The routes include connections between Northern Europe and Central America, the west coast of South America and the Caribbean; between the Mediterranean and the west and east coasts of South America; and between Northern Europe and the Middle East. The commission assessed that there would be insufficient competition if Hamburg Süd continued to participate in alliance routes serving these markets. The routes include Eurosal 1/SAWC and Eurosal 2/SAWC (recently fused into the Eurosal XL service), EPIC 2, CCWM/MEDANDES and MESA. Hamburg Süd is not a formal member of a global alliance, but it has cooperated with CMA CGM and others via slot-sharing agreements.

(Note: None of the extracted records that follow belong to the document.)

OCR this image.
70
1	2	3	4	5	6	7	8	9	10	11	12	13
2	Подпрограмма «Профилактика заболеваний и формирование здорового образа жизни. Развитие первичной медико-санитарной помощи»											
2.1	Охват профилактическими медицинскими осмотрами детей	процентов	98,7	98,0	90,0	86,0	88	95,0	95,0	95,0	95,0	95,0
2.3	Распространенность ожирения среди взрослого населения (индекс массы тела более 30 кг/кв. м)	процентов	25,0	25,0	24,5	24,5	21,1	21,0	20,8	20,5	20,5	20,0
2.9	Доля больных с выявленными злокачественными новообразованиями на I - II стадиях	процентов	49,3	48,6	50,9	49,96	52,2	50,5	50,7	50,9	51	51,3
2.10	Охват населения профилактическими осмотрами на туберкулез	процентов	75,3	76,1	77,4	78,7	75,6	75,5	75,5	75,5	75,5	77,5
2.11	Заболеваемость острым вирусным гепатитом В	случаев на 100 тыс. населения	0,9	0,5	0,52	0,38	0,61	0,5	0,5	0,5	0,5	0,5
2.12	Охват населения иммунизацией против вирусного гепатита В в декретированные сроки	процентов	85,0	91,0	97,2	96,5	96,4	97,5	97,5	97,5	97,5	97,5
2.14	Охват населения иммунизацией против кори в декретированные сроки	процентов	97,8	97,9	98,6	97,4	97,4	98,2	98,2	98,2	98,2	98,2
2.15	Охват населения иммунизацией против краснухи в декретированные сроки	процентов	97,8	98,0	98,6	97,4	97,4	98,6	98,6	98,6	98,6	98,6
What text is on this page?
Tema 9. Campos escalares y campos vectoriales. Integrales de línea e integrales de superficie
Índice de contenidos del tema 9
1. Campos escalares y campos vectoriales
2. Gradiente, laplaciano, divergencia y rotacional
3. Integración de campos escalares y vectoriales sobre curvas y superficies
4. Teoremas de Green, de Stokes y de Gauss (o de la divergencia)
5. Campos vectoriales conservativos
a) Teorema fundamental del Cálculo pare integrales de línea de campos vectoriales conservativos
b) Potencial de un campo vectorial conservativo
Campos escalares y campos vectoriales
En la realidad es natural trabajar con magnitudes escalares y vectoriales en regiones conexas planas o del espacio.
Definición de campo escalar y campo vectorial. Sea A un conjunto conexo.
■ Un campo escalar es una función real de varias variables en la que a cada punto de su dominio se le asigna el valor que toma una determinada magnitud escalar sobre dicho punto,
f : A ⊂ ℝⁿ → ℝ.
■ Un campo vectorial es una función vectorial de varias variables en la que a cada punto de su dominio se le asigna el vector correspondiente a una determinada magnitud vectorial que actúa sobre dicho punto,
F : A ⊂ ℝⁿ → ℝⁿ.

“Competitive shipping services are essential for European companies and for the EU’s economy as a whole,” said EC commissioner Margrethe Vestager in a statement. “The commitments offered by Maersk Line and HSDG will maintain a healthy level of competition to the benefit of the very many EU companies that depend on these container shipping services.”

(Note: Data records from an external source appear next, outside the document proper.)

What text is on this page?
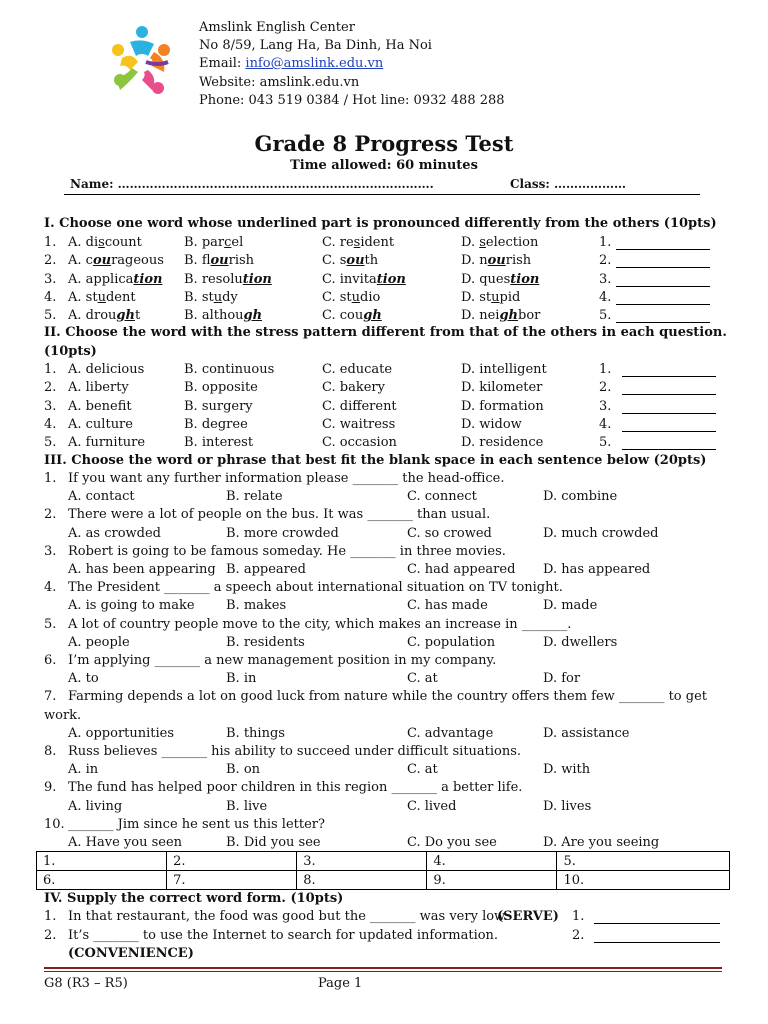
Amslink English Center
No 8/59, Lang Ha, Ba Dinh, Ha Noi
Email: info@amslink.edu.vn
Website: amslink.edu.vn
Phone: 043 519 0384 / Hot line: 0932 488 288
Grade 8 Progress Test
Time allowed: 60 minutes
Name: …………………………………………………………………….	Class: ………………
I. Choose one word whose underlined part is pronounced differently from the others (10pts)
1. A. discount	B. parcel	C. resident	D. selection	1.
2. A. courageous B. flourish	C. south	D. nourish	2.
3. A. application B. resolution	C. invitation	D. question	3.
4. A. student	B. study	C. studio	D. stupid	4.
5. A. drought	B. although	C. cough	D. neighbor	5.
II. Choose the word with the stress pattern different from that of the others in each question.
(10pts)
1. A. delicious	B. continuous	C. educate	D. intelligent	1.
2. A. liberty	B. opposite	C. bakery	D. kilometer	2.
3. A. benefit	B. surgery	C. different	D. formation	3.
4. A. culture	B. degree	C. waitress	D. widow	4.
5. A. furniture	B. interest	C. occasion	D. residence	5.
III. Choose the word or phrase that best fit the blank space in each sentence below (20pts)
1. If you want any further information please _______ the head-office.
A. contact	B. relate	C. connect	D. combine
2. There were a lot of people on the bus. It was _______ than usual.
A. as crowded	B. more crowded	C. so crowed	D. much crowded
3. Robert is going to be famous someday. He _______ in three movies.
A. has been appearing B. appeared	C. had appeared D. has appeared
4. The President _______ a speech about international situation on TV tonight.
A. is going to make B. makes	C. has made	D. made
5. A lot of country people move to the city, which makes an increase in _______.
A. people	B. residents	C. population	D. dwellers
6. I’m applying _______ a new management position in my company.
A. to	B. in	C. at	D. for
7. Farming depends a lot on good luck from nature while the country offers them few _______ to get
work.
A. opportunities	B. things	C. advantage	D. assistance
8. Russ believes _______ his ability to succeed under difficult situations.
A. in	B. on	C. at	D. with
9. The fund has helped poor children in this region _______ a better life.
A. living	B. live	C. lived	D. lives
10. _______ Jim since he sent us this letter?
A. Have you seen	B. Did you see	C. Do you see	D. Are you seeing
1.	2.	3.	4.	5.
6.	7.	8.	9.	10.
IV. Supply the correct word form. (10pts)
1. In that restaurant, the food was good but the _______ was very low.
(SERVE) 1.
2. It’s _______ to use the Internet to search for updated information.
(CONVENIENCE)
2.
G8 (R3 – R5)	Page 1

Separately, Maersk will sell its Brazilian-flag carrier, Mercosul Line, in order to satisfy national anti-trust regulators. Hamburg Süd controls Aliança, a Brazilian flag subsidiary that holds about 60 percent of the nation’s total capacity by TEU. Mercosul holds another 20 percent, and the merged company would control an overwhelming majority of the nation’s coastwise shipping industry. Brazilian media sources expect a long list of potential bidders for Mercosul, including CMA CGM, MSC, NYK, COSCO and Hapag Lloyd.